# Watson Drive haunt-2015



## tjc67 (Jul 28, 2013)

Still haven't come up with a cool name for our haunt yet. Strong winds during the day caused us to leave a bunch of stuff out (my big column anchoring the fence at the end of the driveway attempted to fly) so of course the wind died right as ToT started.
Halloween Haunt Slideshow by firefighter_raven | Photobucket


----------



## bobzilla (Nov 13, 2008)

Oh wow, nice haunt!


----------



## IMU (Apr 8, 2009)

Very nice indeed.


----------



## matrixmom (Aug 20, 2011)

looking good.....any night shots?


----------



## tjc67 (Jul 28, 2013)

Just the couple that are in there.

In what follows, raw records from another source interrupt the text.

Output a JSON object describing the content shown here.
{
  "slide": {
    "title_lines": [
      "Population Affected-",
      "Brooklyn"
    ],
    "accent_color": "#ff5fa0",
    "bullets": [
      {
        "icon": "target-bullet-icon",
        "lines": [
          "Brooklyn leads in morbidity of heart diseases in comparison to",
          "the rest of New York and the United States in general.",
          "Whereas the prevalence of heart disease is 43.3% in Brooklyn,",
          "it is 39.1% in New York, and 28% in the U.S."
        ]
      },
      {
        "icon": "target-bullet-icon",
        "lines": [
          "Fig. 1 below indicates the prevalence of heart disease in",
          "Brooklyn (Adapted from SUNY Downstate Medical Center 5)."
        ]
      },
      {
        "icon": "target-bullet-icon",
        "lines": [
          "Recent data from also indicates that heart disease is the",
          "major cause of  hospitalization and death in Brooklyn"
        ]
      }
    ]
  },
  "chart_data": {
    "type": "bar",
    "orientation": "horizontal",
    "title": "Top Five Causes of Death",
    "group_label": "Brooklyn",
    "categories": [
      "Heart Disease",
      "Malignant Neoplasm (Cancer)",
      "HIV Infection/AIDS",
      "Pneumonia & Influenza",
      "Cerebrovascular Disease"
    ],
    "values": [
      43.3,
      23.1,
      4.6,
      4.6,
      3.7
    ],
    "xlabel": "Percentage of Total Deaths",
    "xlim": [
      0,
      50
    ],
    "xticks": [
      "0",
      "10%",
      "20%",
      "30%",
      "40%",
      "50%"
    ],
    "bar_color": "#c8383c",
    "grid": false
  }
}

I'd planned to get some video later but back pain nixed that idea.


----------



## RoxyBlue (Oct 6, 2008)

Hey, isn't using a rope to help someone reach the basketball hoop cheating?

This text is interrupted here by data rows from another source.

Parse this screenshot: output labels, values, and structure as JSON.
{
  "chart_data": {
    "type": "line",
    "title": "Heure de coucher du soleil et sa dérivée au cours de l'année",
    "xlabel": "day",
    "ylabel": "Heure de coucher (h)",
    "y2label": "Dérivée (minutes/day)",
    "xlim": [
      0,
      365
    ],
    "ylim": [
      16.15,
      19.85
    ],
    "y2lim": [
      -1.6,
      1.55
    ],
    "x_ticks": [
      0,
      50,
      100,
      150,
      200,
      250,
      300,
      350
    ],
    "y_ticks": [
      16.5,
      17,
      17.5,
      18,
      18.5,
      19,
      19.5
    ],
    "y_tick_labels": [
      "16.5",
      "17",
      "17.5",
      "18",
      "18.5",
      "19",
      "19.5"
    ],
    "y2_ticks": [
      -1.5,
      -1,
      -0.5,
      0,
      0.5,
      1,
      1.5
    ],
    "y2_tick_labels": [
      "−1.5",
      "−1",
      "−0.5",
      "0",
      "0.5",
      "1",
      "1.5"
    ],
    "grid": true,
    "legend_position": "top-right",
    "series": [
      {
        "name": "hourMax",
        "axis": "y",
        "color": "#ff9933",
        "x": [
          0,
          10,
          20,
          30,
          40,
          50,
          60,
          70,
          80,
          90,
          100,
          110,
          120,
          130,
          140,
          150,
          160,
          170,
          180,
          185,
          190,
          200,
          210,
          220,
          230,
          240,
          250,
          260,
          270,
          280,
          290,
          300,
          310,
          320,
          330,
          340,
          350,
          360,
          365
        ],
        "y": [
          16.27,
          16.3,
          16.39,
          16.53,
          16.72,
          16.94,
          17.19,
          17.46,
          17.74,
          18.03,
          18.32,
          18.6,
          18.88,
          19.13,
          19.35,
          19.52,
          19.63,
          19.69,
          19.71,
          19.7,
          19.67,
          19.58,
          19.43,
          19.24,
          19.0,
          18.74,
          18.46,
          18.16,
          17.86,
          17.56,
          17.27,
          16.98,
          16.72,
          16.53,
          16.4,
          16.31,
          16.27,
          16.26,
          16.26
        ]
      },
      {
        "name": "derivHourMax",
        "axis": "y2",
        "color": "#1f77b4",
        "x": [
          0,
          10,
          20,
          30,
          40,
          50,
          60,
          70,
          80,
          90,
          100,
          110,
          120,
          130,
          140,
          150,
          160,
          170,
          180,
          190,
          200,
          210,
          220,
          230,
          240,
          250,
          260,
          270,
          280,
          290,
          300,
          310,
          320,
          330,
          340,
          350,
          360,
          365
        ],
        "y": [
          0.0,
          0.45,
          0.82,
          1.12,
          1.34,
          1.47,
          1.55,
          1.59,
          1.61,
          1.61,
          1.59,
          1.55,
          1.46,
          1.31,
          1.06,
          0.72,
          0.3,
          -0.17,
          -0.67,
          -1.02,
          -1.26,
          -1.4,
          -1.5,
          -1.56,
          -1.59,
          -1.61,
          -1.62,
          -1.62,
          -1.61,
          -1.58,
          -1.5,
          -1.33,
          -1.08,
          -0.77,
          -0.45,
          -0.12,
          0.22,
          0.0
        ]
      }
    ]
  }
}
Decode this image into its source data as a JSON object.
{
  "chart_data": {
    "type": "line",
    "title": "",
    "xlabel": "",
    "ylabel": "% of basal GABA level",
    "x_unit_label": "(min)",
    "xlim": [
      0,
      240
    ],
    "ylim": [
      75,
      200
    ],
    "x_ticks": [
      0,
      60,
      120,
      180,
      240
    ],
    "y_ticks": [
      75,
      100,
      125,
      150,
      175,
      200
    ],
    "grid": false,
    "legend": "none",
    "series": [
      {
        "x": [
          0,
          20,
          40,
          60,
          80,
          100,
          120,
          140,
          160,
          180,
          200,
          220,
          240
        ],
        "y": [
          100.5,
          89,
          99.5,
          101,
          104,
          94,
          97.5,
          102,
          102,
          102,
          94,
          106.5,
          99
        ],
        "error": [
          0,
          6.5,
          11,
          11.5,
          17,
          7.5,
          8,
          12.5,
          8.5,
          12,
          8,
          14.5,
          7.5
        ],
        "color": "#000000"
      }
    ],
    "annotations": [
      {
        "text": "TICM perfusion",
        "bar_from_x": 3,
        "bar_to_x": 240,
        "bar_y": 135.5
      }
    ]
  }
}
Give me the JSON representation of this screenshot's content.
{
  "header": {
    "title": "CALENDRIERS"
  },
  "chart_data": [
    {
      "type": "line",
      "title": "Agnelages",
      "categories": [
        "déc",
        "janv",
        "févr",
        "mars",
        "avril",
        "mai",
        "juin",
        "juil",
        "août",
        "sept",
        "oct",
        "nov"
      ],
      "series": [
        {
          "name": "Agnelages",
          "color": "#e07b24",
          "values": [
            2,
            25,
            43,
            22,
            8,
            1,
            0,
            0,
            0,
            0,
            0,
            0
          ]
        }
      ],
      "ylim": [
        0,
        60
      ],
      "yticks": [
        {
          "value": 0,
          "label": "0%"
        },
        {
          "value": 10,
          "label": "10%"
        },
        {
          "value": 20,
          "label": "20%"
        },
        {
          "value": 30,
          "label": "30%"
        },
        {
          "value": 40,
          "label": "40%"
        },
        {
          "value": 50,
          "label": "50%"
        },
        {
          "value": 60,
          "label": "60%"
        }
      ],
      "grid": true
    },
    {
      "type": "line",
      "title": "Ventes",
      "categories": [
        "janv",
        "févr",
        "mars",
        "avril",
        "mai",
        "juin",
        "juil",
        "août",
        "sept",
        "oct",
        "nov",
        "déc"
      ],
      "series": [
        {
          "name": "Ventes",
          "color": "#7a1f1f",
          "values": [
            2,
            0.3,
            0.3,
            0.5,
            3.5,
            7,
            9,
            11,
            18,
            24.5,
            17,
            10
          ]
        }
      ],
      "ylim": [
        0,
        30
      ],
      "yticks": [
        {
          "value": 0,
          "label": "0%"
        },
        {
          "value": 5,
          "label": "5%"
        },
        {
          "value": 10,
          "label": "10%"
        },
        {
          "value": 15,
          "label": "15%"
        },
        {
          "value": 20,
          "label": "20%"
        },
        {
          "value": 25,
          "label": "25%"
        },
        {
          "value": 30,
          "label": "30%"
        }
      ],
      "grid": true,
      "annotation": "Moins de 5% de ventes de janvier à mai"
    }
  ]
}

I don't know if you did it on purpose, but the yard where the tombstones are has a really nice scruffy look that makes the area look like a long forgotten cemetery.


----------



## tjc67 (Jul 28, 2013)

I wish it was on purpose lol. It's mostly a mix of living in a high desert area without in ground sprinklers and physical limitations keeping me from spending the time I used to on maintenance. 
I'm happy with how the skeletons turned out since it was a last minute idea. And the one holding the rope that looks like he is laughing was unintentional, the jaw was loose but I really liked how it looked.


----------



## Beadchaser (Nov 2, 2015)

Love the wood boxes between the fence- are they storage containers or ??


----------



## tjc67 (Jul 28, 2013)

Right now they are just columns but I'm hoping to redo them (tried saving money by using the thinner plywood and just not holding up) and I plan on making them able to store stuff like the smaller columns.
I'd also like to replace the corner driveway columns with ones big enough for a drop scare or something similar.

I do need to figure out a better lighting setup since one of the lights pretty much drowned out the rotating spider light that added this year.


----------